Indeed, it often seems that some of the biggest leaps forward in science are arrived at tangentially, and this should encourage all of us to probe the literature of unrelated fields for information that may be applicable in new situations and dare to move our own research programs not just forward, but also sideways. In February 2011, through a serendipitous encounter, I learned about CRISPR, and my imagination was captured by this fascinating and elegant mechanism of microbial adaptive immunity. This path has taken me from the development of CRISPR-Cas9 for genome editing to the exploration of the expansive world of CRISPR-Cas systems and microbial diversity. It has been particularly exciting to witness how this technology has flourished through the contributions of so many talented scientists who share the same spirit of openness and generosity.

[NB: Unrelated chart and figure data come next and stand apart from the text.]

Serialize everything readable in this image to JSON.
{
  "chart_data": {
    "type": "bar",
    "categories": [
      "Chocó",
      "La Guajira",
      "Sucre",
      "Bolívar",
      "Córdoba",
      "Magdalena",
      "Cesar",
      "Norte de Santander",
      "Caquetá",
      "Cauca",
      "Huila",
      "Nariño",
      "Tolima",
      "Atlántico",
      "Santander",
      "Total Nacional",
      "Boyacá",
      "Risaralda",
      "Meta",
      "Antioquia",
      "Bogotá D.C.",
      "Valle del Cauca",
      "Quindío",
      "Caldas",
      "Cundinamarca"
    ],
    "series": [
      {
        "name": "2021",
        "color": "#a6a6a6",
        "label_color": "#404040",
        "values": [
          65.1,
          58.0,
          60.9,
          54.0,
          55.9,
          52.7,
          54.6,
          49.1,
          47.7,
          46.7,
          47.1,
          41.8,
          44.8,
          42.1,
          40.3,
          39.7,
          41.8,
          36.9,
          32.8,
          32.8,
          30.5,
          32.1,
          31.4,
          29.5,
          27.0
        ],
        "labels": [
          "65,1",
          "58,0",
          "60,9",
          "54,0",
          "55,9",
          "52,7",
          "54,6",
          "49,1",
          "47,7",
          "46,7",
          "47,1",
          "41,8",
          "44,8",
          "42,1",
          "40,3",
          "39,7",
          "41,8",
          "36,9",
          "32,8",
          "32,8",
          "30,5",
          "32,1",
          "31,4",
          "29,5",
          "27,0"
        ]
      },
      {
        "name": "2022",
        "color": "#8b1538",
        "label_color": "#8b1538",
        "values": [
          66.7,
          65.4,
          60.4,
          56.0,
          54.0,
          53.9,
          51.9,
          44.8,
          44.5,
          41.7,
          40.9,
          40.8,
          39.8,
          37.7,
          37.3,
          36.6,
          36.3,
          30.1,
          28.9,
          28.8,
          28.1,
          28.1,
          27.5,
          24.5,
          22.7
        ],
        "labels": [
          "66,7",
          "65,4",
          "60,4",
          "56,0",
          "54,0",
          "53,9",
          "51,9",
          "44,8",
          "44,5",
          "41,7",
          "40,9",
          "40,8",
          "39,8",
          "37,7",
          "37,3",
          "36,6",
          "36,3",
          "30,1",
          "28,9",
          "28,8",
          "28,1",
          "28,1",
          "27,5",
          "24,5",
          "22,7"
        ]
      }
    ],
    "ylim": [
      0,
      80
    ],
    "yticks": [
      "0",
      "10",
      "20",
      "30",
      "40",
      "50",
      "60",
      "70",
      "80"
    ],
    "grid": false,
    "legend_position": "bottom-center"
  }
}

This is a time of plenty for curious biologists – we have only glimpsed a tiny sliver of the diversity of life at the molecular level, and every few months, new genetic ‘wonders’ are reported: plankton with shattered chromosomes (Blanc-Mathieu et al., 2017), lamprey genome rearrangements (Smith et al., 2018), phage-encoded diversity generating retroelements (Doulatov et al., 2004; Benler et al., 2018), and marine microorganisms that use novel DNA repair systems (Deng et al., 2018). Each natural system tempts us to explore new paths, determining the mechanism and function behind these systems, and opening new opportunities to tinker, ultimately leading to a healthier and more sustainable future.